2) Hitler a été soutenu (et porté au pouvoir par la droite "classique": le Zentrum) par les trusts allemands qui a très largement financé sa propagande et sa montée au pouvoir et un mouvement politique qui pouvait fonder sa légitimité sur le racisme et le patriorisme vengeur et violent, de mise à l'époque; aujourd'hui les électeurs du front national, dans leur majorité rasent les murs et n'osent pas avouer (drame des sondeurs), qu'ils ont voté pour lui; ce qui signifie qu'ils n'ont pas idéologiquement le vent en poupe et que ce vote est soit le fait d'une poignée de racistes avoués, soit celui d'un mouvement d'hummeur qui ne peut pas se transformer en mouvement politique de masse massivement reconnu comme idéologiquement légitime et politiquement bien structuré avec une élite politique bien formée à sa disposition.
3) Pour qu'un mouvement de ce type (populiste xénophobe) gagne, il lui faudrait un appareil de propagande efficace relayé par les médias officiels; or nous l'avons vu: les médias n'ont respecté aucuns critères républicain de neutralité vis-à-vis de Le Pen; sans que les instances chargées de les faire respecter n'interviennent. Il faudrait aussi qu'il puisse faire alliance avec des partis dits républicains qui ne me semblent pas disposés, sous des formes différentes, à abandonner la réalité du pouvoir à son profit, ainsi qu'avec une grande partie de l'appareil d'état dont les membres n'y ont, c'est le moins que l'on puisse dire, aucun intérêt.

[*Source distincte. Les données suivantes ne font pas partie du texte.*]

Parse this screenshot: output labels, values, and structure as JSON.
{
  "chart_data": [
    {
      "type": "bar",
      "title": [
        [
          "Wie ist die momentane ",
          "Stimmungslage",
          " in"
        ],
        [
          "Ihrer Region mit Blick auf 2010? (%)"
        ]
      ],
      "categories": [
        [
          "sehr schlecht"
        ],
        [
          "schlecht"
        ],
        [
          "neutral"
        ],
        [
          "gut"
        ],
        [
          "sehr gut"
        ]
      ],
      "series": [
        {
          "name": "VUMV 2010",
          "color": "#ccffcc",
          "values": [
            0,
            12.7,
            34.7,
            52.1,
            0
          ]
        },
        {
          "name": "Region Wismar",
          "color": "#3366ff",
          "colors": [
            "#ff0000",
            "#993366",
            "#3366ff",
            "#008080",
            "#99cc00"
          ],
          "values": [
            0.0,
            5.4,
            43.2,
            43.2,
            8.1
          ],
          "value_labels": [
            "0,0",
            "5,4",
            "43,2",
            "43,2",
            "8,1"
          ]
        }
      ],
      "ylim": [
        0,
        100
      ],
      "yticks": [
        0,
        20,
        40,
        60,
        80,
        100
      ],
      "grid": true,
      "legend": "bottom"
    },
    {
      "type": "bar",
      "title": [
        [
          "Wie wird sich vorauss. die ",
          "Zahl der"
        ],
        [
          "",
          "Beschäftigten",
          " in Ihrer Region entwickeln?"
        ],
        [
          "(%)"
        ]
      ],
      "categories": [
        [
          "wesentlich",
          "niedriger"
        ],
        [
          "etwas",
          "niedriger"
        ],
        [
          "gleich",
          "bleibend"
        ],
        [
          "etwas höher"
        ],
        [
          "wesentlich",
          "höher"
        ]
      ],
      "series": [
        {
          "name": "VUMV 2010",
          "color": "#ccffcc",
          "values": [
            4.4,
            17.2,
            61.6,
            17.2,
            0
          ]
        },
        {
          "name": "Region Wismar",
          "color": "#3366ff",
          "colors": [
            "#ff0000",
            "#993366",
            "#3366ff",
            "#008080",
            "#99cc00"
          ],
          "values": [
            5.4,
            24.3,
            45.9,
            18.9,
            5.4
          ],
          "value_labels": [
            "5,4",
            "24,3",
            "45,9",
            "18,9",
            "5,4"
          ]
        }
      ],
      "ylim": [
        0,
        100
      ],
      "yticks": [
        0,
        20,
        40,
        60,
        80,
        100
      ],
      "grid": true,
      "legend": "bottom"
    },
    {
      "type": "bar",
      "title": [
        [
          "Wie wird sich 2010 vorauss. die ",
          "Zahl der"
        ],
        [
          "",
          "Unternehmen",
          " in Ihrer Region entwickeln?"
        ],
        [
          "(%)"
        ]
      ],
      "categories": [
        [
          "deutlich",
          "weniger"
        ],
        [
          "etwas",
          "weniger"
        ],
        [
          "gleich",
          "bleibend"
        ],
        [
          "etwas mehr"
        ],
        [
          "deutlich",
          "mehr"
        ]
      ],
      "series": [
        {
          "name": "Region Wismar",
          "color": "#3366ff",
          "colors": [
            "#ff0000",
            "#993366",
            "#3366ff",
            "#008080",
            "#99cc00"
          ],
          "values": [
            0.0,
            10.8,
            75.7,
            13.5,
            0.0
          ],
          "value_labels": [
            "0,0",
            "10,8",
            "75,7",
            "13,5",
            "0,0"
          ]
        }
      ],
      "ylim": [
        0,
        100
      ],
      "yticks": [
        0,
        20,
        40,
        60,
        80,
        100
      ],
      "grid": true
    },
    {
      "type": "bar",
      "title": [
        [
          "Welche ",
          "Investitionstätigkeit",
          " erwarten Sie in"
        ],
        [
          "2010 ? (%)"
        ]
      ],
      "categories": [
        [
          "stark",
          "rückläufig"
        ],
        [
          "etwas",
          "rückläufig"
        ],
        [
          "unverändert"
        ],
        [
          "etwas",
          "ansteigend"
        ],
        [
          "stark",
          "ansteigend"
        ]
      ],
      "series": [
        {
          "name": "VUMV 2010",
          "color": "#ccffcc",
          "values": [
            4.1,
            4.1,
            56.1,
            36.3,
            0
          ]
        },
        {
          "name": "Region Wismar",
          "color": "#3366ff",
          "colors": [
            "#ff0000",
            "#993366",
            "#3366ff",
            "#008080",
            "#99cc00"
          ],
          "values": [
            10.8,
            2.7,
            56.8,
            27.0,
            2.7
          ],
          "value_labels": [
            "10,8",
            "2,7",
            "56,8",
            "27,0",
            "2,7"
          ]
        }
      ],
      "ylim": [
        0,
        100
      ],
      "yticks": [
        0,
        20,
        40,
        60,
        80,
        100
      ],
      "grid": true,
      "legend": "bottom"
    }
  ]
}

Sans un soutien idéologique résolu et massivement
reconnu
comme "légitime", sans médias de masse, sans
alliés
politiques marche-pieds de la droite classique organisés, sans
appareil
politique suffisant et, j'ajoute, militairement performant, sans les
largesses
financières du capitalisme économiquement dominant, ni la
mobilisation de l'immense majorité de la jeunesse (comme toutes
les enquètes l'ont montré), sans un mouvement populaire
conséquent
des forces montantes (voir la moyenne d'âge des électeurs
du FN), sans un désir guerrier partagé d'en
découdre
avec un ennemi étranger désigné bien défini
et de mourir pour son pays, la prise de pouvoir par l'extrème
droite
xénophobe et patriotarde est pour le moins fantasmatique. Et ne
peut constituer un scénario crédible pour faire de la
bonne
politique. Au vue de quoi, le pire est aujourd'hui le plus
invraisemblable;
sauf pour ceux qui le souhaitent ouvertement ou secrètement pour
nous punir de notre infame libéralisme individualiste.
S Reboul, le 20/05/02
1) Le débat droite/gauche est le seul débat politique
de fond en démocratie (parti de l'ordre plus ou moins
hiérarchique/parti
du mouvement plus ou moins égalitaire). Ce débat
traversait
déjà la démocratie athénienne et il ne se
confond
pas avec la position des partis existants à tel ou tel moment
sur
l'échiquer politique
2) Qui prétend dépasser ce débat en sa faveur
ne peut le faire qu'en inventant un ennemi commun fantasmatique pour se
faire sauveur suprème au-dessus du débat
démocratique
(l'étranger extérieur ou intérieur comme menace
commune)
3) Qui veut se situer au dessus du débat démocratique
essentiel ou l'occulter; remet en cause la démocratie
elle-même
qui est faite de ce débat
4) Qui remet en cause la démocratie, cherche implicitement ou
explicitement à l'abolir au profit d'un régime d'union
sacrée
reposant sur les pleins pouvoirs d'un homme providentiel.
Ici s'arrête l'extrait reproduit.